For some reason, I grew up calling this "ban jian kueh", but all my other friends call it "meen jian kueh" :p

Here's the recipe. Please visit My Kitchen for the original recipe and method. I think it is good advice to cool the pancakes on the wire rack if not serving immediately, as the bottom of my pancake was a little soggy after sitting on the plate for 5 to 10 mins.

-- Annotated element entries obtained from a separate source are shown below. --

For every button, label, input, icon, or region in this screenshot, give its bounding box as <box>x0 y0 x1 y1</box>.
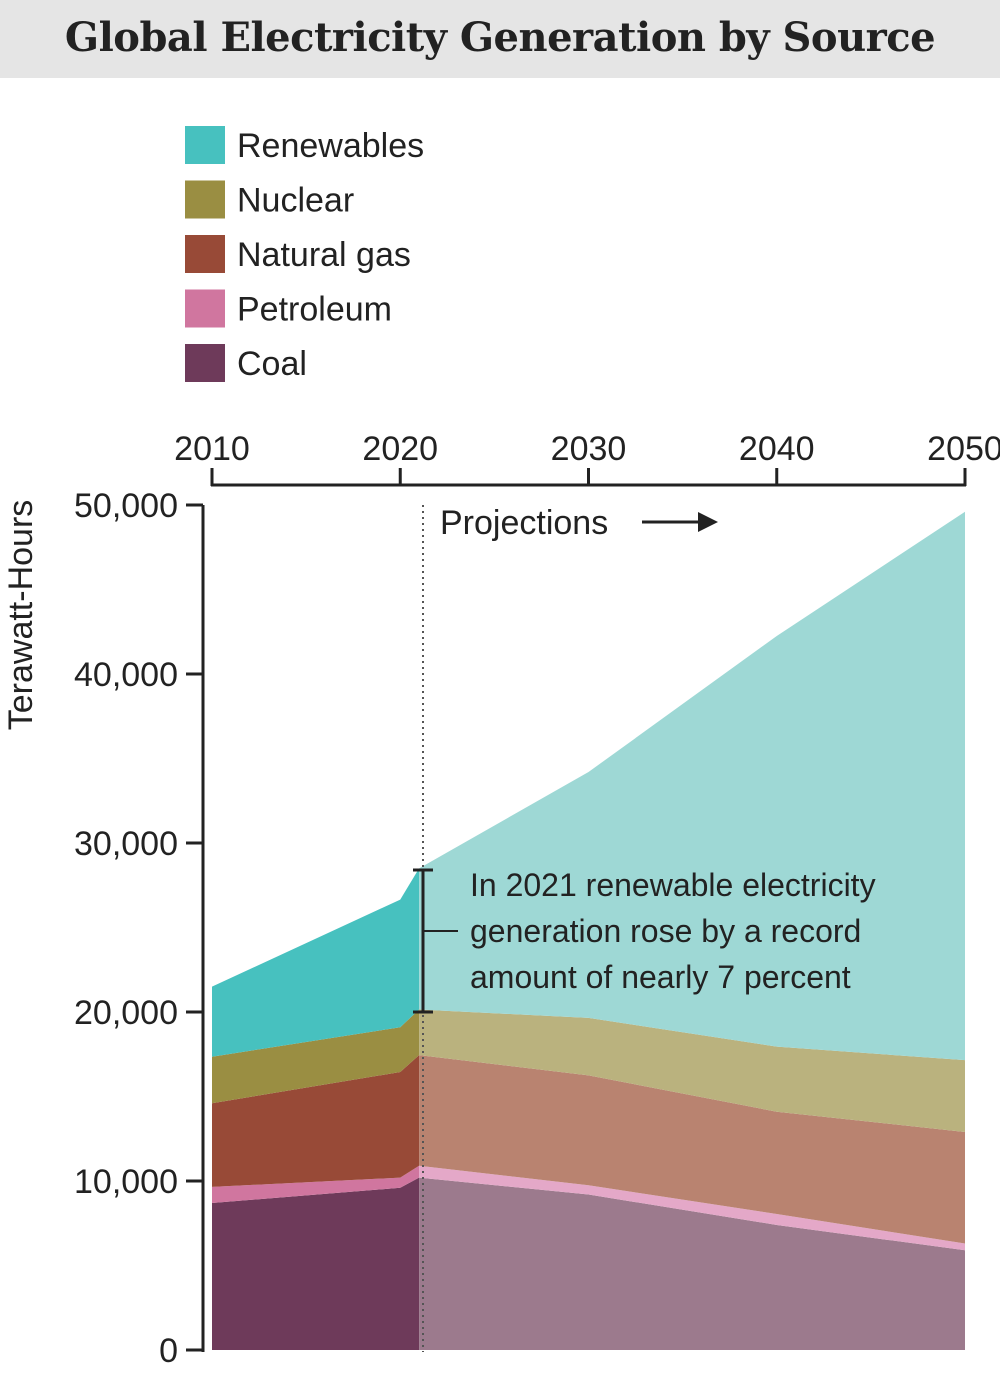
legend-item-petroleum: Petroleum <box>185 289 392 329</box>
area-natural-gas-projected <box>419 1055 965 1244</box>
x-tick-label: 2030 <box>551 430 627 468</box>
area-nuclear-projected <box>419 1009 965 1132</box>
area-coal-projected <box>419 1177 965 1350</box>
projections-label: Projections <box>440 504 608 542</box>
area-petroleum-projected <box>419 1165 965 1251</box>
legend-item-nuclear: Nuclear <box>185 180 354 220</box>
area-renewables-projected <box>419 511 965 1061</box>
legend-label: Renewables <box>237 127 424 165</box>
legend-label: Nuclear <box>237 182 354 220</box>
x-axis-ticks: 2010 2020 2030 2040 2050 <box>174 430 1000 486</box>
y-axis-label: Terawatt-Hours <box>2 500 40 731</box>
area-petroleum-historical <box>212 1165 420 1203</box>
x-tick-label: 2040 <box>739 430 815 468</box>
title-bar: Global Electricity Generation by Source <box>0 0 1000 78</box>
y-tick-label: 0 <box>159 1332 178 1370</box>
legend-label: Coal <box>237 345 307 383</box>
legend: Renewables Nuclear Natural gas Petroleum Coa… <box>185 126 424 383</box>
arrow-right-icon <box>642 512 718 532</box>
x-tick-label: 2050 <box>927 430 1000 468</box>
legend-swatch <box>185 344 225 382</box>
y-tick-label: 40,000 <box>74 656 178 694</box>
legend-item-natural-gas: Natural gas <box>185 235 411 274</box>
annotation-line-2: generation rose by a record <box>470 913 861 949</box>
area-coal-historical <box>212 1177 420 1350</box>
chart-title: Global Electricity Generation by Source <box>64 14 936 61</box>
legend-label: Natural gas <box>237 236 411 274</box>
area-natural-gas-historical <box>212 1055 420 1187</box>
annotation-line-1: In 2021 renewable electricity <box>470 867 876 903</box>
legend-item-renewables: Renewables <box>185 126 424 165</box>
legend-item-coal: Coal <box>185 344 307 383</box>
x-tick-label: 2010 <box>174 430 250 468</box>
x-tick-label: 2020 <box>362 430 438 468</box>
y-tick-label: 30,000 <box>74 825 178 863</box>
legend-swatch <box>185 126 225 164</box>
y-tick-label: 20,000 <box>74 994 178 1032</box>
legend-swatch <box>185 180 225 219</box>
y-tick-label: 50,000 <box>74 487 178 525</box>
annotation-line-3: amount of nearly 7 percent <box>470 959 851 995</box>
annotation-bracket <box>413 868 458 1014</box>
y-axis-ticks: 0 10,000 20,000 30,000 40,000 50,000 <box>74 487 203 1370</box>
legend-swatch <box>185 289 225 328</box>
y-tick-label: 10,000 <box>74 1163 178 1201</box>
legend-label: Petroleum <box>237 291 392 329</box>
legend-swatch <box>185 235 225 273</box>
area-renewables-historical <box>212 868 420 1057</box>
area-nuclear-historical <box>212 1009 420 1104</box>
stacked-areas <box>212 511 965 1350</box>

Ingredients (I made minor changes according to the ingredients I have on hand)

- 1 egg
- 1/2 cup cake flour
- 1/2 cup rice flour
- 2 tbsp sugar
-  a drop of  vanilla paste
- 1 cup low-fat fresh milk
- pinch of salt (optional)
- 1 tbsp canola oil
- pinch of double acting baking powder

- some butter
- diced or ground peanuts
- sugar (adjust to your preference)

Method (makes 2-3 servings)

1. Whisk egg and sugar together.
2. Add vanilla paste and half the milk. Continue mixing.
3. Add sifted flour in batches and mix.
4. Add oil and remaining milk and mix. The batter will be watery.
5. Heat a non-stick frying pan (I used the HappyCall frying pan so no oil was necessary). Pour half the batter (my pan size is 20") into the pan. Turn heat to low. When tiny air pockets appear on top of the batter, add some butter on top of the batter. Sprinkle peanuts & sugar mixture on top. Fold 1 side of pancake over to form a semi circle. Once the pancake is browned, remove from pan. Cool on a wire rack. It tastes best when hot.